We all read so that we can know something. But not just to know something slightly or partially, but to know something entirely. A noble reason to read that is. Yet, despite such noble aims, no human mind can know anything. Not entirely nor partially, and that includes the very proposition of this book. By using argumentation theory, academic skepticism, and an old thought experiment know as the Münchhausen trilemma, I will demonstrate to my readers the arbitrariness rooted in all beliefs; that all our worldviews in both philosophy and science alike rely on unjustified presuppositions. A PhD cannot know something with anymore certainty than a toddler can know something. And I think that is a wonderful thing.

In life, there are many domains upon which we may reflect: love, death, meaning, or religion. And we are often encouraged, by one generation after another, to reflect and consider deeply those many domains of life.

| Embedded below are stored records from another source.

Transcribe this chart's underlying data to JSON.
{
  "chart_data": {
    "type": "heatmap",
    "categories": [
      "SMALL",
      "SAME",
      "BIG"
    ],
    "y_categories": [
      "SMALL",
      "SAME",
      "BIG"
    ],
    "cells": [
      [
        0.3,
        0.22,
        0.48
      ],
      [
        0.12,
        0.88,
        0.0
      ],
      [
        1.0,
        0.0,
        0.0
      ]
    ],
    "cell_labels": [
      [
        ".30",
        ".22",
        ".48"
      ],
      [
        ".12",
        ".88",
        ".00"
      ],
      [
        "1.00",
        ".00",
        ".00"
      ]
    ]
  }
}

We must think thoroughly about love, about what a happy life is, about our relationship to death, and about meaning

And so, I reflected. And what I have discovered from those moments of thought is now written in the book before you. Reflections on the cyclic nature of existence: of death and life, of beginning and end, of young and old; reflections on what can dissolve our sense of individuality, of what can remove from our awareness that sense of unique personhood; and reflections on the sources of human morality, be they divine, natural or axiomatic.

Over many books and years, what I have considered about various subjects in life has been written into this book. A collection of meditations.